Diving into history: Flathead Maritime Archeology expands underwater archiving and stewardship
AVERY HOWE | Hagadone News Network | UPDATED 3 months AGO
Flathead Maritime Archeology project introduced a new crew member to the community during a presentation at Bigfork Art and Cultural Center Friday, August 9: Dr. Calvin Mires of Wood Hole Oceanographic Institute.
Mires’s family is from Montana, he attended Boulder Jefferson High School outside of Helena and later the University of Montana to study Latin. While in school, he took a trip to Italy and discovered a love for ancient civilizations. Working on the east coast after school, Mires took scuba lessons and decided to combine his passions into a career – maritime archeology.
He studied at East Carolina University, one of the only colleges to teach maritime archeology. Mires wrote his master’s thesis on the steamboats of Glacier National Park. Now, he is a professor and works with Wood Hole Oceanographic Institute out of Massachusetts. He has explored and documented shipwrecks around the world.
“[Mires] agreed to come out for the week, work with us by doing our project, work with students, teach them the process he does and create a long-term plan about really exploring the lake,” BACC executive director Julie Bottum said.
The key of maritime archeology, Mires explained, is understanding the people and times before us and attempting to document history before it is gone.

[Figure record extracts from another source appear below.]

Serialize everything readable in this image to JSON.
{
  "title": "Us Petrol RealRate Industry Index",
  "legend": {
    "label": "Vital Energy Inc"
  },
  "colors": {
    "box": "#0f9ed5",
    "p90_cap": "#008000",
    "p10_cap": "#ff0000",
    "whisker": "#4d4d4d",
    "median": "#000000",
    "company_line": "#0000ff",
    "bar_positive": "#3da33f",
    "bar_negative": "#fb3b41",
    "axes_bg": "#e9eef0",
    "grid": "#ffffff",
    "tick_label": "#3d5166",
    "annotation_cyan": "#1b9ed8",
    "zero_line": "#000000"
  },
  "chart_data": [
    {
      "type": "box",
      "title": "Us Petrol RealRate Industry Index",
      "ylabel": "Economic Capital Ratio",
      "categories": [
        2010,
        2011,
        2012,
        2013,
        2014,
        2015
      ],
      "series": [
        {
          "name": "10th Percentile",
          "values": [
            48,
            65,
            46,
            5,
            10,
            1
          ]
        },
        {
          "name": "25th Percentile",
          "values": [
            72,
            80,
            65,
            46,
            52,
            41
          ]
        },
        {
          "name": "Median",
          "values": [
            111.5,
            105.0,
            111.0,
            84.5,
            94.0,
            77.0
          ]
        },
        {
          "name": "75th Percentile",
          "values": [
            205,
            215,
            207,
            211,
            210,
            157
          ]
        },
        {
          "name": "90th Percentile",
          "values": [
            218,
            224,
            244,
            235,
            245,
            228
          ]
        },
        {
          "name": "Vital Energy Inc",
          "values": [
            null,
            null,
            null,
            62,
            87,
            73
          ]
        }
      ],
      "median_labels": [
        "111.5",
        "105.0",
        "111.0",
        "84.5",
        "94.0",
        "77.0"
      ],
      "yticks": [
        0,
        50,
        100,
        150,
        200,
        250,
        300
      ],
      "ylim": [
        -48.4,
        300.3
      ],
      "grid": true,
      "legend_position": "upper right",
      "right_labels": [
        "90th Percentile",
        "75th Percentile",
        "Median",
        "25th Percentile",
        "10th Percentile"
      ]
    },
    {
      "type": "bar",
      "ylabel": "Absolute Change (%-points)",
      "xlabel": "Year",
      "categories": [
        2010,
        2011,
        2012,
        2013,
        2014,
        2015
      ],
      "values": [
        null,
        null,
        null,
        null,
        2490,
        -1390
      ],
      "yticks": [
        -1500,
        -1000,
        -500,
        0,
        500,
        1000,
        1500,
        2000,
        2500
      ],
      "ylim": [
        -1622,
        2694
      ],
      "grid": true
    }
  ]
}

“How do you value heritage? How do you value your history?” he asked the crowd. Mires discussed an idea for an underwater park in Columbus, Ohio, where his goal was to find out if people would support the area’s preservation.

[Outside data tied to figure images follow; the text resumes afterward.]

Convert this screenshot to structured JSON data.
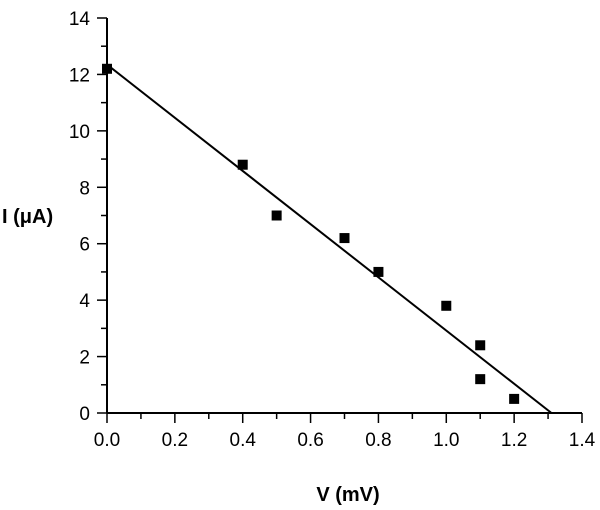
{
  "chart_data": {
    "type": "scatter",
    "xlabel": "V (mV)",
    "ylabel": "I (μA)",
    "xlim": [
      0,
      1.4
    ],
    "ylim": [
      0,
      14
    ],
    "x_ticks": [
      "0.0",
      "0.2",
      "0.4",
      "0.6",
      "0.8",
      "1.0",
      "1.2",
      "1.4"
    ],
    "y_ticks": [
      "0",
      "2",
      "4",
      "6",
      "8",
      "10",
      "12",
      "14"
    ],
    "x_tick_values": [
      0,
      0.2,
      0.4,
      0.6,
      0.8,
      1.0,
      1.2,
      1.4
    ],
    "y_tick_values": [
      0,
      2,
      4,
      6,
      8,
      10,
      12,
      14
    ],
    "x_minor_step": 0.1,
    "y_minor_step": 1,
    "grid": false,
    "legend": "none",
    "series": [
      {
        "marker": "square",
        "color": "#000000",
        "points": [
          {
            "x": 0.0,
            "y": 12.2
          },
          {
            "x": 0.4,
            "y": 8.8
          },
          {
            "x": 0.5,
            "y": 7.0
          },
          {
            "x": 0.7,
            "y": 6.2
          },
          {
            "x": 0.8,
            "y": 5.0
          },
          {
            "x": 1.0,
            "y": 3.8
          },
          {
            "x": 1.1,
            "y": 2.4
          },
          {
            "x": 1.1,
            "y": 1.2
          },
          {
            "x": 1.2,
            "y": 0.5
          }
        ]
      }
    ],
    "fit_line": {
      "color": "#000000",
      "points": [
        {
          "x": 0.0,
          "y": 12.35
        },
        {
          "x": 1.31,
          "y": 0.0
        }
      ]
    }
  }
}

“What it really taught me was, people have different opinions about heritage and they have their own heritage and history that they value,” he said.
The goal of the Flathead Maritime Archeology project, orchestrated by BACC, is to document the shipwrecks of the Flathead and share their historical significance. Bottum explained that the project started when she took a group of kids out to explore Flathead Lake’s wrecks and found them asking questions such as, ‘How long will the boats be preserved?’
“We know now that we need to preserve these sites somehow, have some type of record of them for the future,” Bottum said.
The project has already documented sunken ships such as the Kee-O-Mee, one of the most recognizable boats on the lake around the 1930s, which sank off of Somers in 1937.
“Since the first time we’ve been down there, the propeller’s been taken off,” said Jeremy Weber, former editor of the Bigfork Eagle and researcher on the maritime project.
“We’ve been on the Kee-O-Mee several times, and as we go back down, things are missing, things that don’t drift off, they’re being cut off and taken up and in private hands,” Bottum said. “Our goal is to archive these things before they disappear.”
Weber noted that the maritime project has a three-page list of boats that have reportedly sunk in the Flathead. In the future, they also hope to do more exploration of Glacier National Park’s lakes and possibly Swan Lake, which may house a sunken locomotive.
BACC is also currently working with the Confederated Salish and Kootenai tribes on the Flathead Reservation to determine if they would like artifacts on the southern part of Flathead Lake documented.
Bottum noted that unless they are invited to document CSKT sites, the maritime project will focus solely on white settlers’ history to prevent tribal sites from being exploited.
“What we don’t want to do is go underwater or close to the shores to those places that they have specifically left in place and notify the rest of the world that they’re there,” Bottum said.
Fugro International, a geodata company, has partnered with the maritime project to collect scans of Flathead Lake and photogrammetry – a process that will create a 3D map of sites. Bigfork High School students Gabrielle Thorson and Landen Lanier will join the crews in September to help collect data and create museum displays for BACC.
Objects are not being recovered by the Flathead Maritime Archeology project, only recorded. When asked if there could be potential protection for Flathead Lake’s underwater archeological sites, Mires replied, “Enforcement is not a priority and also not necessarily the best method for preservation, because once you start enforcing... it creates a sense of freedoms taken away.”
“It comes to creating a sense of connection...it comes through education, that’s where it starts.”